Start your visit on the 2nd floor of The Phillips Collection, outside the Rothko Room, and discover watercolors by John Cage. Primarily known as an avant-garde composer, Cage turned the sounds of an audience’s awkward, ambient shuffling into music. (Return to the museum at 4 pm on September 6 for a full Cage experience, as part of the John Cage Centennial Festival, starting with a panel discussion on Cage’s work and collaborations, including his friendship with Jasper Johns, and culminating with a performance by Irvine Arditti of the impossible-to-perform Freeman Etudes for solo violin.)

2˚JOHNS

Photo: Cecilia Wichmann

Continue up the curving stairway to special exhibition Jasper Johns: Variations on a Theme, and you’ll find prints by Johns that share in Cage’s sense of humor.
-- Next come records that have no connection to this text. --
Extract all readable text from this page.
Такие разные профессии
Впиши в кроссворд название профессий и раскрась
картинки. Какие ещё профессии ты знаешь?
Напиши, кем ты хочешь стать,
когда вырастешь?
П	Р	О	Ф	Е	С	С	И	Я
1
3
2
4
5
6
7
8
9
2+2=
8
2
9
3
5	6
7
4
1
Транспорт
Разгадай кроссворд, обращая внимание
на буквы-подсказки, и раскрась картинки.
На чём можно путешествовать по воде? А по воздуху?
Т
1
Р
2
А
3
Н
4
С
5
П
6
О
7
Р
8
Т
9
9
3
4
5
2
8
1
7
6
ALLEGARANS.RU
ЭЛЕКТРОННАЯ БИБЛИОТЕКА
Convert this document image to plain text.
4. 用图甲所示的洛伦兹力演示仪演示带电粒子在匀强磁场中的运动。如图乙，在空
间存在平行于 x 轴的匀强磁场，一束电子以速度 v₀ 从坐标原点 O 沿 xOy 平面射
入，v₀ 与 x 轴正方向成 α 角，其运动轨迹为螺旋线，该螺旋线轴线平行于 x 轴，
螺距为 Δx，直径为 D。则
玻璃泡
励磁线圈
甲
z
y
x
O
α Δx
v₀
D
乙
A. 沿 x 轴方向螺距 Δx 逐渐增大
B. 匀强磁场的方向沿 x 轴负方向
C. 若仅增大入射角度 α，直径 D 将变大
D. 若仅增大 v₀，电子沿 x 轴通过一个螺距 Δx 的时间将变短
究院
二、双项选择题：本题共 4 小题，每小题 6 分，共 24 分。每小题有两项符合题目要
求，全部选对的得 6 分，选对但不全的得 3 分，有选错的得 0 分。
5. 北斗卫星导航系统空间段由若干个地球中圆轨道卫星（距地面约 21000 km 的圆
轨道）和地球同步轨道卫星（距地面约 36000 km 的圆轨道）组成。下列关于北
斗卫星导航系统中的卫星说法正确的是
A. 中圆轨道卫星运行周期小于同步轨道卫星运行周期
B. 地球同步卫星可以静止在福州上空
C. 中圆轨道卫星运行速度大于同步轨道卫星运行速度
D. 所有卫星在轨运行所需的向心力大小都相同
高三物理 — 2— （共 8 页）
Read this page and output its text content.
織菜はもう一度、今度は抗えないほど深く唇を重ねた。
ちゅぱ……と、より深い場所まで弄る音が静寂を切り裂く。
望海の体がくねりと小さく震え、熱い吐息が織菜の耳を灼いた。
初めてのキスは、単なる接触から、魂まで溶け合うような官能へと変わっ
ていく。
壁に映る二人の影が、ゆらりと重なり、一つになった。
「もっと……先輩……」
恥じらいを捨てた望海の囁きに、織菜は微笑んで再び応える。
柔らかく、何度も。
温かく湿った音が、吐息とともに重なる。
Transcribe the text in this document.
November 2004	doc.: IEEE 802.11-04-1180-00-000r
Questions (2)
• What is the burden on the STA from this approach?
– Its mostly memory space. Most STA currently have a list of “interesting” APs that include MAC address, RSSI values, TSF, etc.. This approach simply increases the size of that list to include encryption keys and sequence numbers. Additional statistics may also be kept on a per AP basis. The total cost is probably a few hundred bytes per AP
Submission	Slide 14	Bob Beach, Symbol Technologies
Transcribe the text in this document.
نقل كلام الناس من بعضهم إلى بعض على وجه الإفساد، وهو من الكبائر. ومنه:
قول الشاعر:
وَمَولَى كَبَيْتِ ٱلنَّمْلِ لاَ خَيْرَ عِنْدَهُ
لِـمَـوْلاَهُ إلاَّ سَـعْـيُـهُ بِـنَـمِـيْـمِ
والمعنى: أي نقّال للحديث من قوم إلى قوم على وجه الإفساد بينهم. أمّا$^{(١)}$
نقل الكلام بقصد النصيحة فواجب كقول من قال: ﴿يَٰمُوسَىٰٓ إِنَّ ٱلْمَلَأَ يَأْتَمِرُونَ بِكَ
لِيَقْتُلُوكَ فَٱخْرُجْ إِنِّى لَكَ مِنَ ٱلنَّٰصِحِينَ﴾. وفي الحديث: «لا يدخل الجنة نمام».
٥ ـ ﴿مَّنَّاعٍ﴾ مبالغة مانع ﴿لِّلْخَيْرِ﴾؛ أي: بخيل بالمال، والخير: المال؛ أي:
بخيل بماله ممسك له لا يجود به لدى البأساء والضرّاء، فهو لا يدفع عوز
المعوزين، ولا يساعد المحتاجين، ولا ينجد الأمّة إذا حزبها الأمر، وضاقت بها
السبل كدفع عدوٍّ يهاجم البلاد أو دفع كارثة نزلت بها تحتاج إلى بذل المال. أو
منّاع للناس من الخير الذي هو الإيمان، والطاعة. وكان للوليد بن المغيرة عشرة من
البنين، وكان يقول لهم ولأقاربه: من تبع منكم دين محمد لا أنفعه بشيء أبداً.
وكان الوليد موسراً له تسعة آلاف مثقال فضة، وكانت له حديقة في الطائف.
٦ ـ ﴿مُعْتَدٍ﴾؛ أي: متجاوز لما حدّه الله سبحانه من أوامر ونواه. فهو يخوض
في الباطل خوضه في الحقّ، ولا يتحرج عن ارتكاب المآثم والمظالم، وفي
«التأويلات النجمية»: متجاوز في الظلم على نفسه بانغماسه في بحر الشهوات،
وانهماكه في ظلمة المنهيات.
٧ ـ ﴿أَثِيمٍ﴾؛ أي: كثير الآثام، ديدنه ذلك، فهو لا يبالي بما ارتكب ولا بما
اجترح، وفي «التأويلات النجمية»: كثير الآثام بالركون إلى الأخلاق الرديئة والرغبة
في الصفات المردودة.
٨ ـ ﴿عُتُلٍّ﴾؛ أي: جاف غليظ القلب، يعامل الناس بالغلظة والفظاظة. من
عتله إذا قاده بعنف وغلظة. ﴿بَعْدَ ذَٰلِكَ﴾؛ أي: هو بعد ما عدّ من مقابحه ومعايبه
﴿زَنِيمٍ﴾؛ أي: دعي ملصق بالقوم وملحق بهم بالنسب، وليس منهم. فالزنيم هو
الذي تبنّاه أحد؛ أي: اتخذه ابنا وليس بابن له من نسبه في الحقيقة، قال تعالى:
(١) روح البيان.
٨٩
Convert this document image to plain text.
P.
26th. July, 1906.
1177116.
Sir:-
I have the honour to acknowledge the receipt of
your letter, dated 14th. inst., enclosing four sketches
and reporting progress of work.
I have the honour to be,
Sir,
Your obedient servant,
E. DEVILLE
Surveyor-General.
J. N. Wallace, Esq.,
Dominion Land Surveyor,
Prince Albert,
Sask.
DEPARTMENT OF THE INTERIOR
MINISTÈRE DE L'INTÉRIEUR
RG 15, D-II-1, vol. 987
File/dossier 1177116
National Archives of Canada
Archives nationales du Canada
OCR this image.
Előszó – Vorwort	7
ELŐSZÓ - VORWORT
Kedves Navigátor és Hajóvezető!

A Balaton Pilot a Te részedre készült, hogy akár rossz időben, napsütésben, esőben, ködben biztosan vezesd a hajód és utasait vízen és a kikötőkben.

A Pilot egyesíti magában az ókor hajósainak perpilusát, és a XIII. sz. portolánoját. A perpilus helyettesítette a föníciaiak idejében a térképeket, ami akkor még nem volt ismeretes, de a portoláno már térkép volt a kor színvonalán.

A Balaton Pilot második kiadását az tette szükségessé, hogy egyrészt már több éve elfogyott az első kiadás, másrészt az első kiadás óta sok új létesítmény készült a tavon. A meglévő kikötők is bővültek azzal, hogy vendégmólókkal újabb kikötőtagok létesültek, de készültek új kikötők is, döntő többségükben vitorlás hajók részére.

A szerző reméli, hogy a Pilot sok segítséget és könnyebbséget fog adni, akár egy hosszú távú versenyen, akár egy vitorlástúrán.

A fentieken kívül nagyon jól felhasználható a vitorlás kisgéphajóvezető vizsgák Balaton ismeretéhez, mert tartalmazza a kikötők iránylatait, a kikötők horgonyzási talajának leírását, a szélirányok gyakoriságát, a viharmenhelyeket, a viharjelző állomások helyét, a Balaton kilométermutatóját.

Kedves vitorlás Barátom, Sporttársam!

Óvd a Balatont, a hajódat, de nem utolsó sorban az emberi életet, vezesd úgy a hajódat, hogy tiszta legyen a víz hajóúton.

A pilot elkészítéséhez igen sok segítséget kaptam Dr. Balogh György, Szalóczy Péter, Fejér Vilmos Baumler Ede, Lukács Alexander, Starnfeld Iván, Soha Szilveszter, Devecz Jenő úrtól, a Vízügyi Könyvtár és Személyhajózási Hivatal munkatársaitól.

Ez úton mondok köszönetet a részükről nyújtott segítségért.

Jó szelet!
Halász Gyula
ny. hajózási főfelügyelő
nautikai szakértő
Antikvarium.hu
Johns too makes art out of his audience in works like High School Days (1969), a lead embossed shoe of the kind that lends a naughty view when strategically polished and placed beneath a woman’s skirt. Johns has embedded a mirror in the toe so the curious viewer glimpses only his or her own eye. He made this innovative lead relief and others at Los Angeles print publisher Gemini G.E.L. Towards the end of the exhibition look for Ocean (1994), a lithograph of a dancer leaping over abstracted map forms. The dancer is none other than Merce Cunnningham, the avant-garde choreographer who was also a friend to Johns and Cage.

3˚STELLA

Photo: Kate Boone

In 1967, Frank Stella designed a set and costumes for a dance piece by Cunningham named Scramble.  That same year, he created his first prints and, like Johns, collaborated with Gemini G.E.L. In one print made that year, Marriage of Reason and Squalor, Stella revisited his iconic 1959 black painting. Walk from the Johns exhibition into the original Phillips house, through the Main Gallery, down a few steps, and past the Klees, and you’ll find Stella’s small work on paper, which was gifted to the Phillips in 1991.

4˚VILLAREAL

Photo: Joshua Navarro

A luminous glow beckons you beyond Stella’s print, into a gallery with a fireplace, a single bench, and a solitary 60″ x 60″ (but digitally infinite) artwork. Scramble (2011) is Leo Villareal’s response to a conversation he shared with Frank Stella as part of a panel discussion on Kandinsky at the Phillips the previous year. Sharing a name with Stella’s Cunningham collaboration, this work reminds of motion and dance with LEDs relentlessly shifting (and never repeating) their patterns of color. Visitors remark that the contemporary color field is like millions of digital Rothkos.

5˚ROTHKO

Photo: Robert Lautman

With your mind thus saturated (and somewhat scrambled), you may now be craving a respite in the Rothko Room. Wind your way back to the 2nd floor of the Goh Annex, where you began with Cage, and enter the small chamber which is also appointed with a single bench (that was the artist’s idea). The Rothko Room is always there for you. (The permanent, meditative installation inspired a new commission, something to look forward to next year, but for now the scent of beeswax remains absent from your tour.)

6˚KELLY

Photo: Robert Lautman

Turn left out of the Rothko Room toward a stairway and red wall. Pause on the landing and look out the window. Straight ahead, on the far wall of the courtyard, floats Ellsworth Kelly’s swooping untitled bronze. Villareal’s recent body of work includes a Kelly-inspired piece, Coded Spectrum, in addition to his work in conversation with Stella.